Thousands of people were treated to a total solar eclipse across Indonesia and the Pacific Islands on Wednesday and we’ve got the long-exposure shots to prove it. The eclipse — which happened Tuesday night for those watching the live-stream in the United States — passed over a path 8,000 miles long, the moment of complete totality happening for about one to four minutes above each region in its wake.

While NASA scientists set up on the Micronesian island of Woleai to take their own photos, locals throughout Southeast Asia brought out their smartphones and hobby cameras. It’s an opportunity that doesn’t come too often — total solar eclipses typically only happen about every one to two years and the whole world isn’t privy to the show.

Follow #Eclipse2016 and the subsidiaries #Eclipse2016indonesia, #Eclipse2016jakarta, and #Eclipse2016singapore and you’ll see some spectacular shots. Here’s a roundup of some of our favorites, along with the work of professional photographers covering the event:

A shot from Indonesia — eclipse eye in Indonesian is gerhana mata.

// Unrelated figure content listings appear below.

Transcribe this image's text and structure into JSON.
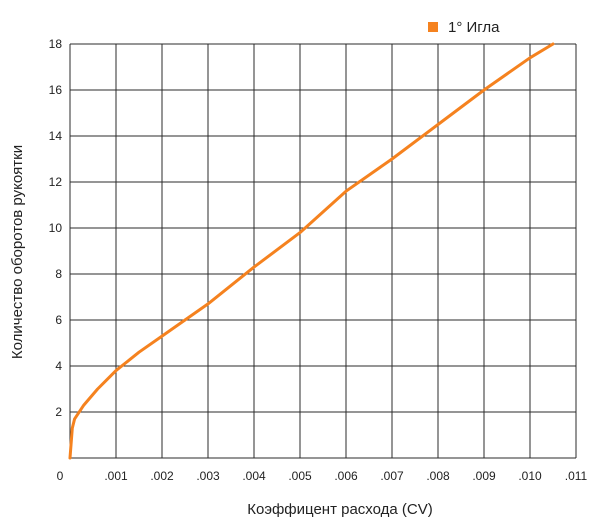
{
  "chart_data": {
    "type": "line",
    "title": "",
    "xlabel": "Коэффицент расхода (CV)",
    "ylabel": "Количество оборотов рукоятки",
    "xlim": [
      0,
      0.011
    ],
    "ylim": [
      0,
      18
    ],
    "x_tick_labels": [
      "0",
      ".001",
      ".002",
      ".003",
      ".004",
      ".005",
      ".006",
      ".007",
      ".008",
      ".009",
      ".010",
      ".011"
    ],
    "y_tick_labels": [
      "2",
      "4",
      "6",
      "8",
      "10",
      "12",
      "14",
      "16",
      "18"
    ],
    "grid": true,
    "legend_position": "top-right",
    "series": [
      {
        "name": "1° Игла",
        "color": "#f5821f",
        "x": [
          0,
          5e-05,
          0.0001,
          0.0003,
          0.0006,
          0.001,
          0.0015,
          0.002,
          0.003,
          0.004,
          0.005,
          0.006,
          0.007,
          0.008,
          0.009,
          0.01,
          0.0105
        ],
        "y": [
          0,
          1.3,
          1.7,
          2.3,
          3.0,
          3.8,
          4.6,
          5.3,
          6.7,
          8.3,
          9.8,
          11.6,
          13.0,
          14.5,
          16.0,
          17.4,
          18.0
        ]
      }
    ]
  }
}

Passengers on Flight 870 got to see one minute and 53 seconds of complete eclipse. People in the “eclipse-hunting” community were quick to buy tickets once it became obvious the flight would give them the flight of the lives — including this astronomer who totally lost his shit. Totality!

Here’s a photo of the total solar eclipse by professional photographer Ulet Ifansasti. This shot is from Palembang city, in the South Sumatra province in Indonesia. The solar eclipse in Indonesia was met with parties, colorful rituals, and Muslim prayers.

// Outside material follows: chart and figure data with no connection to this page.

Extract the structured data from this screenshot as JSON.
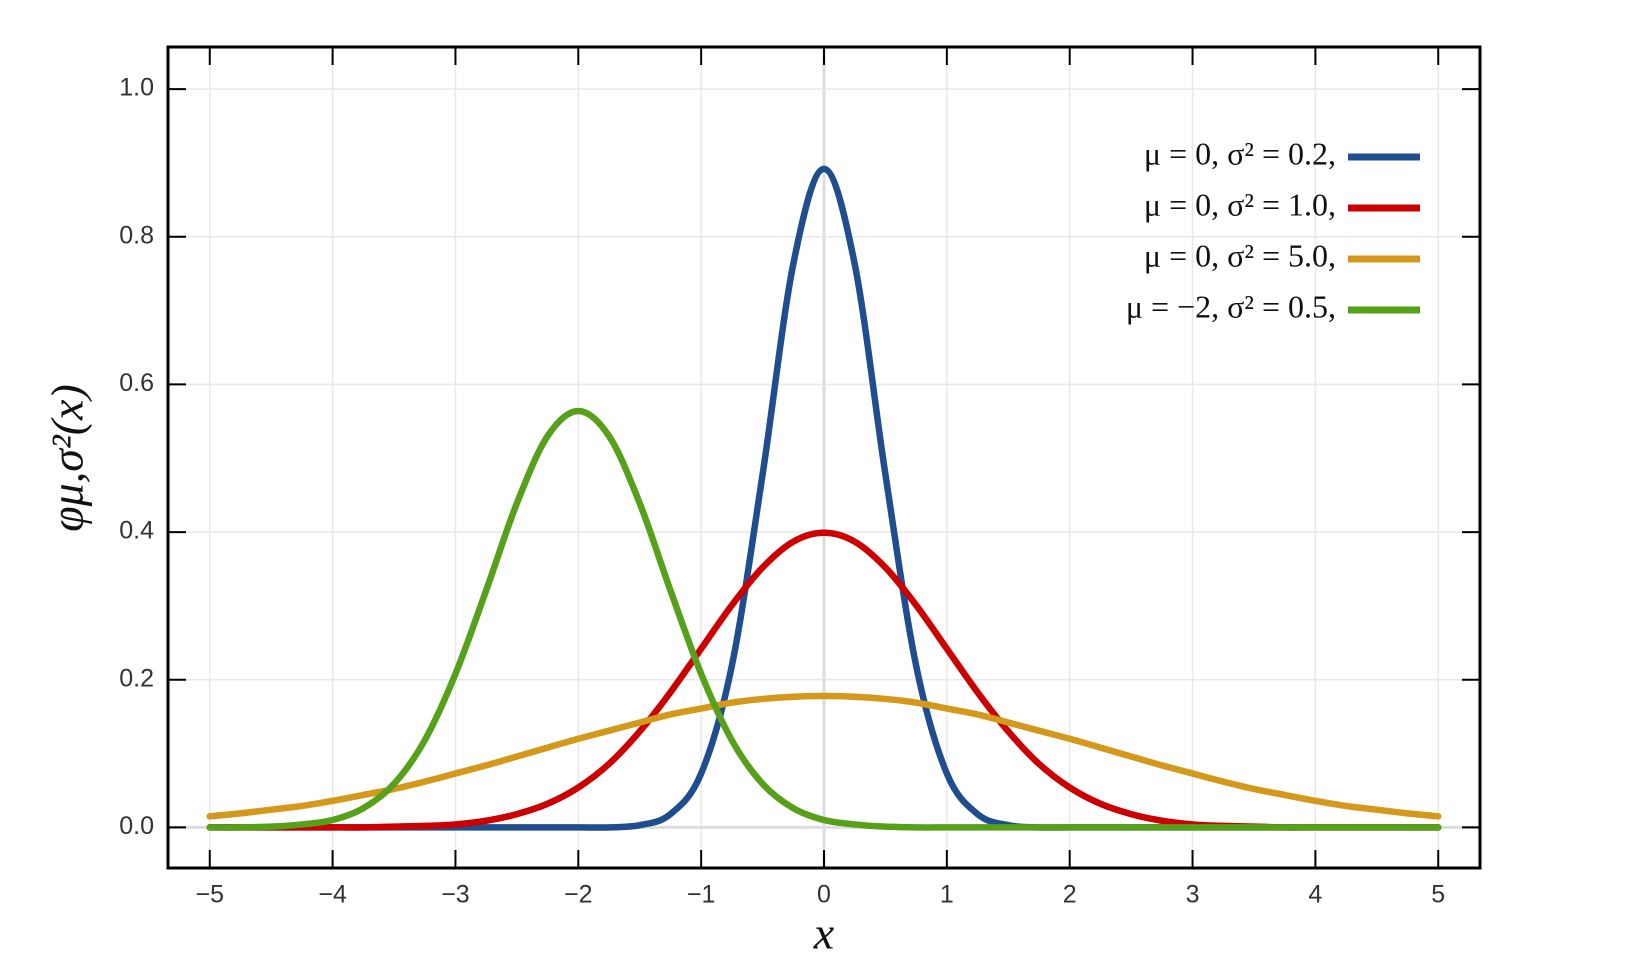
{
  "chart_data": {
    "type": "line",
    "x_label": "x",
    "y_label": "φμ,σ²(x)",
    "x": [
      -5,
      -4.75,
      -4.5,
      -4.25,
      -4,
      -3.75,
      -3.5,
      -3.25,
      -3,
      -2.75,
      -2.5,
      -2.25,
      -2,
      -1.75,
      -1.5,
      -1.25,
      -1,
      -0.75,
      -0.5,
      -0.25,
      0,
      0.25,
      0.5,
      0.75,
      1,
      1.25,
      1.5,
      1.75,
      2,
      2.25,
      2.5,
      2.75,
      3,
      3.25,
      3.5,
      3.75,
      4,
      4.25,
      4.5,
      4.75,
      5
    ],
    "series": [
      {
        "name": "μ = 0,    σ² = 0.2,",
        "color": "#1f4d8e",
        "values": [
          0,
          0,
          0,
          0,
          0,
          0,
          0,
          0,
          0,
          0,
          0,
          0,
          0,
          0.0,
          0.003,
          0.018,
          0.073,
          0.219,
          0.478,
          0.763,
          0.892,
          0.763,
          0.478,
          0.219,
          0.073,
          0.018,
          0.003,
          0.0,
          0,
          0,
          0,
          0,
          0,
          0,
          0,
          0,
          0,
          0,
          0,
          0,
          0
        ]
      },
      {
        "name": "μ = 0,    σ² = 1.0,",
        "color": "#cc0000",
        "values": [
          0,
          0,
          0,
          0,
          0,
          0.0,
          0.001,
          0.002,
          0.004,
          0.009,
          0.018,
          0.032,
          0.054,
          0.086,
          0.13,
          0.183,
          0.242,
          0.301,
          0.352,
          0.387,
          0.399,
          0.387,
          0.352,
          0.301,
          0.242,
          0.183,
          0.13,
          0.086,
          0.054,
          0.032,
          0.018,
          0.009,
          0.004,
          0.002,
          0.001,
          0.0,
          0,
          0,
          0,
          0,
          0
        ]
      },
      {
        "name": "μ = 0,    σ² = 5.0,",
        "color": "#d4981a",
        "values": [
          0.015,
          0.019,
          0.024,
          0.029,
          0.036,
          0.044,
          0.052,
          0.062,
          0.073,
          0.084,
          0.096,
          0.108,
          0.12,
          0.131,
          0.142,
          0.153,
          0.161,
          0.169,
          0.174,
          0.177,
          0.178,
          0.177,
          0.174,
          0.169,
          0.161,
          0.153,
          0.142,
          0.131,
          0.12,
          0.108,
          0.096,
          0.084,
          0.073,
          0.062,
          0.052,
          0.044,
          0.036,
          0.029,
          0.024,
          0.019,
          0.015
        ]
      },
      {
        "name": "μ = −2,  σ² = 0.5,",
        "color": "#56a01a",
        "values": [
          0.0,
          0.0,
          0.001,
          0.004,
          0.01,
          0.026,
          0.059,
          0.118,
          0.208,
          0.321,
          0.439,
          0.53,
          0.564,
          0.53,
          0.439,
          0.321,
          0.208,
          0.118,
          0.059,
          0.026,
          0.01,
          0.004,
          0.001,
          0,
          0,
          0,
          0,
          0,
          0,
          0,
          0,
          0,
          0,
          0,
          0,
          0,
          0,
          0,
          0,
          0,
          0
        ]
      }
    ],
    "xlim": [
      -5.34,
      5.34
    ],
    "ylim": [
      -0.055,
      1.057
    ],
    "xticks": [
      {
        "value": -5,
        "label": "−5"
      },
      {
        "value": -4,
        "label": "−4"
      },
      {
        "value": -3,
        "label": "−3"
      },
      {
        "value": -2,
        "label": "−2"
      },
      {
        "value": -1,
        "label": "−1"
      },
      0,
      1,
      2,
      3,
      4,
      5
    ],
    "yticks": [
      {
        "value": 0,
        "label": "0.0"
      },
      0.2,
      0.4,
      0.6,
      0.8,
      {
        "value": 1,
        "label": "1.0"
      }
    ],
    "grid": true,
    "legend": "upper right"
  }
}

Another shot from Ifansasti — this one of a young girl in Palembang city wearing protective “eclipse glasses.” Accidental direct sun-viewing before the eclipse reaches totality is likely to cause retinal burns, so it’s best to glasses-up.

The 2016 eclipse in its various stages.

The eclipse allowed scientists a moment to study the corona — the outermost layer of the sun. The corona is made up of electrons moving along magnetic field lines, which determine its shape.

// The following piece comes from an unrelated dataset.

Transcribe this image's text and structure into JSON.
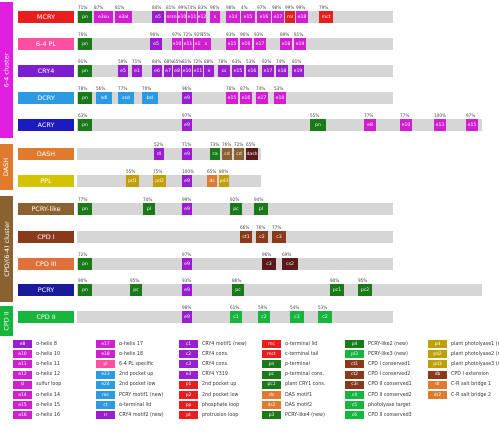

The moon and the sun align very occasionally because the geometry is complicated. The sun is about 400 times bigger than the moon, but the moon is 400 times closer to Earth, which allows them the opportunity to align. The next best eclipse glimpse will be on September 13 — while it won’t be a total eclipse, the annular eclipse means most of the sun will be covered by the moon. Parts of India, Africa, and Antarctica will get to see it live — North America won’t have the chance until August 2017.